De la fundamental afinidad de los proyectos de deconstrucción y autoconstrucción posmoderna con el propio proyecto capitalista somos conscientes desde hace tiempo. De hecho, en muchos de los textos fundadores de la posmodernidad, como La condición posmoderna, (F. Lyotard, 1979) se daba por sentado. En los años 90, Boltanski y Chiappello la describieron con precisión en su libro El nuevo espíritu del capitalismo (1999) y el filósofo Paul B. Preciado nos ha dado un ejemplo reciente (2020), recitando uno de sus textos en una publicidad de la marca de moda Gucci. En Blade Runner no se trata ni siquiera de una afinidad sino cabalmente de una identidad: son las corporaciones las que han producido los androides. No hay nada más allá de ellas. Es por esta razón, también, que el mundo de los replicantes es autoritario por definición. Los replicantes tienen autor, es decir alguien que los ha proyectado y la empresa que los ha construido. No pueden concebir un mundo de intereses diversos que necesite continuas mediaciones: la sociedad está dada y es la sociedad capitalista corporativa que les ha producido. El poder por lo tanto no se estructura como un sistema de acuerdos, conflictos y contrapesos, como en las democracias modernas (liberales), sino a la manera jerárquica y funcional de la industria. Como corolario, ante ese poder, sólo caben exigencias  y no deberes, puesto que la ganancia de la corporación se da por descontada - y es la razón de la propia construcción.

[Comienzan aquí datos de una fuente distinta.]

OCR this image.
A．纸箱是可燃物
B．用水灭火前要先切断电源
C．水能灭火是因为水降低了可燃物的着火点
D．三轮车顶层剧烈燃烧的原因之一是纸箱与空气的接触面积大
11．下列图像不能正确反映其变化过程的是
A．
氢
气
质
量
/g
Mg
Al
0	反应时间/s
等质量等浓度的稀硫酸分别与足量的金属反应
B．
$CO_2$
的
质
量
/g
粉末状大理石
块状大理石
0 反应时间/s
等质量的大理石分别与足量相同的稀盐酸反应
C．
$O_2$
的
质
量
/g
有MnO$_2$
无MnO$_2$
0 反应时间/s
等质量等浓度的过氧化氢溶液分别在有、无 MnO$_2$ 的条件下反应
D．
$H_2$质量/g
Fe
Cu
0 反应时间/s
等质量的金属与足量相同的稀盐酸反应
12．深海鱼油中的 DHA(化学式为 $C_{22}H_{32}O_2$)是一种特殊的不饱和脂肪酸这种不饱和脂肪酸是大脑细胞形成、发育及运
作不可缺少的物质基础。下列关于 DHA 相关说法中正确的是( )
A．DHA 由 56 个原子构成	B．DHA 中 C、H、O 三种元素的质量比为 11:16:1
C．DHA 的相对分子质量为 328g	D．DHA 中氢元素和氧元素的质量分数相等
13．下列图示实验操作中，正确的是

Sin embargo, Blade Runner plantea, de manera directa y brutal, una cuestión que trastoca todo el orden androide y la biopolítica corporativa que le atañe. Roy Batty y su grupo de replicantes no han vuelto a la tierra por deseo de ganancias o de prestigio. Han vuelto porque no quieren morir. Quieren encontrar a su creador, Eldon Tyrrel, y exigirle que aplace la fecha de su obsolescencia.

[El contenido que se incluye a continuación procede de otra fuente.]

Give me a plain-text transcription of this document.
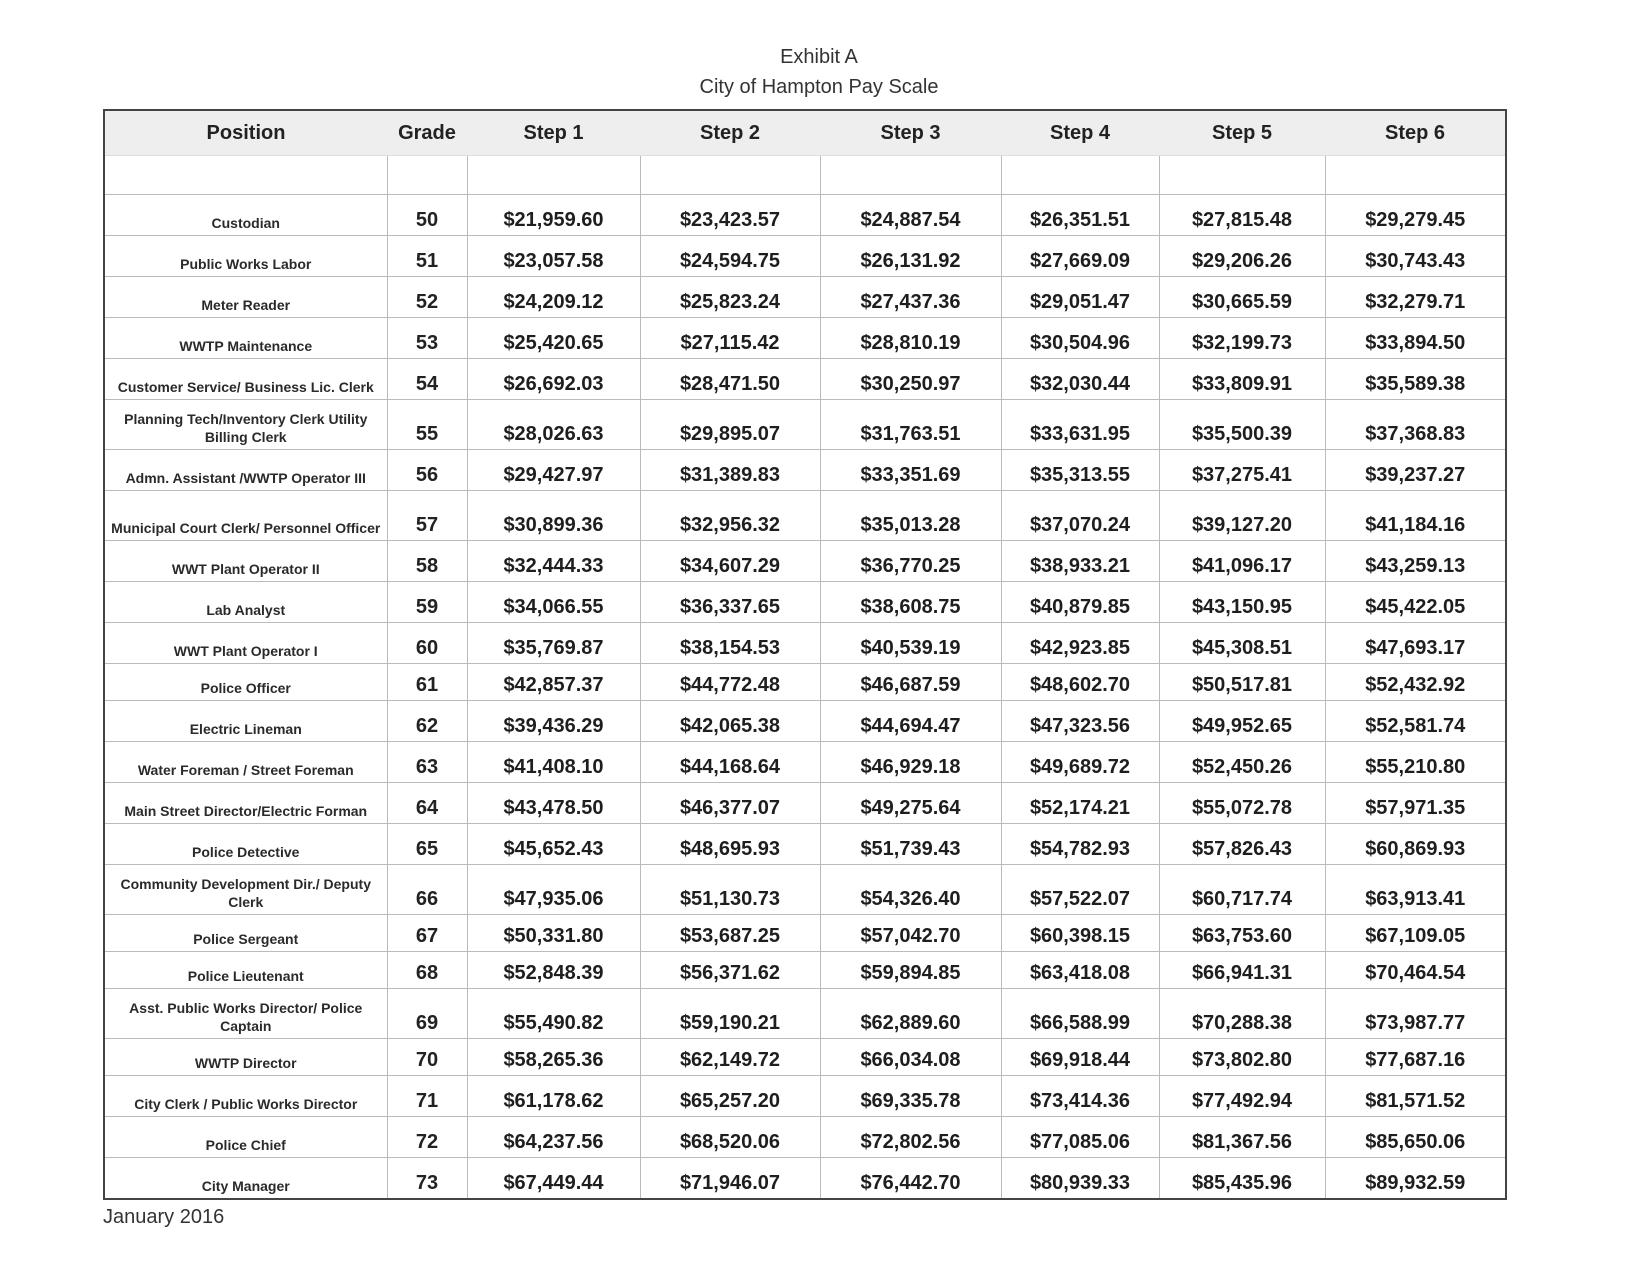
Exhibit A
City of Hampton Pay Scale
Position	Grade	Step 1	Step 2	Step 3	Step 4	Step 5	Step 6

Custodian	50	$21,959.60	$23,423.57	$24,887.54	$26,351.51	$27,815.48	$29,279.45
Public Works Labor	51	$23,057.58	$24,594.75	$26,131.92	$27,669.09	$29,206.26	$30,743.43
Meter Reader	52	$24,209.12	$25,823.24	$27,437.36	$29,051.47	$30,665.59	$32,279.71
WWTP Maintenance	53	$25,420.65	$27,115.42	$28,810.19	$30,504.96	$32,199.73	$33,894.50
Customer Service/ Business Lic. Clerk	54	$26,692.03	$28,471.50	$30,250.97	$32,030.44	$33,809.91	$35,589.38
Planning Tech/Inventory Clerk Utility Billing Clerk	55	$28,026.63	$29,895.07	$31,763.51	$33,631.95	$35,500.39	$37,368.83
Admn. Assistant /WWTP Operator III	56	$29,427.97	$31,389.83	$33,351.69	$35,313.55	$37,275.41	$39,237.27
Municipal Court Clerk/ Personnel Officer	57	$30,899.36	$32,956.32	$35,013.28	$37,070.24	$39,127.20	$41,184.16
WWT Plant Operator II	58	$32,444.33	$34,607.29	$36,770.25	$38,933.21	$41,096.17	$43,259.13
Lab Analyst	59	$34,066.55	$36,337.65	$38,608.75	$40,879.85	$43,150.95	$45,422.05
WWT Plant Operator I	60	$35,769.87	$38,154.53	$40,539.19	$42,923.85	$45,308.51	$47,693.17
Police Officer	61	$42,857.37	$44,772.48	$46,687.59	$48,602.70	$50,517.81	$52,432.92
Electric Lineman	62	$39,436.29	$42,065.38	$44,694.47	$47,323.56	$49,952.65	$52,581.74
Water Foreman / Street Foreman	63	$41,408.10	$44,168.64	$46,929.18	$49,689.72	$52,450.26	$55,210.80
Main Street Director/Electric Forman	64	$43,478.50	$46,377.07	$49,275.64	$52,174.21	$55,072.78	$57,971.35
Police Detective	65	$45,652.43	$48,695.93	$51,739.43	$54,782.93	$57,826.43	$60,869.93
Community Development Dir./ Deputy Clerk	66	$47,935.06	$51,130.73	$54,326.40	$57,522.07	$60,717.74	$63,913.41
Police Sergeant	67	$50,331.80	$53,687.25	$57,042.70	$60,398.15	$63,753.60	$67,109.05
Police Lieutenant	68	$52,848.39	$56,371.62	$59,894.85	$63,418.08	$66,941.31	$70,464.54
Asst. Public Works Director/ Police Captain	69	$55,490.82	$59,190.21	$62,889.60	$66,588.99	$70,288.38	$73,987.77
WWTP Director	70	$58,265.36	$62,149.72	$66,034.08	$69,918.44	$73,802.80	$77,687.16
City Clerk / Public Works Director	71	$61,178.62	$65,257.20	$69,335.78	$73,414.36	$77,492.94	$81,571.52
Police Chief	72	$64,237.56	$68,520.06	$72,802.56	$77,085.06	$81,367.56	$85,650.06
City Manager	73	$67,449.44	$71,946.07	$76,442.70	$80,939.33	$85,435.96	$89,932.59
January 2016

Escamotear la muerte del individuo es el quid de toda la biopolítica moderna y posmoderna – ejemplarmente resumido en la conocida máxima de Foucault, quien caracterizaba el paso del Ancien Régime al biopoder moderno como el paso del "hacer morir y dejar vivir" al "hacer vivir y dejar morir". Así, la figura del replicante condensa en sí misma la angustia insoslayable del individuo contemporáneo ante el encuentro con aquello que el capitalismo corporativo no puede arreglar ni curar: la muerte.

Un encuentro que el ámbito académico y cultural ha obviado, en general,  por completo. Donna Haraway por ejemplo, asegura que su Manifiesto es un “esfuerzo… de imaginar un mundo sin géneros, sin génesis y, quizás, sin fin.” (la cursiva es de quien escribe).  Más recientemente – y esto nos demuestra, además, hasta qué punto estamos habitados todavía por los paradigmas posmodernos -, el poshumanismo y el acerleracionismo, también intentan disolver el nudo trágico de la angustia de la desaparición individual en la esperanza de un desarrollo tecnológico inimaginable o en la confianza en las potencialidades del propio capitalismo.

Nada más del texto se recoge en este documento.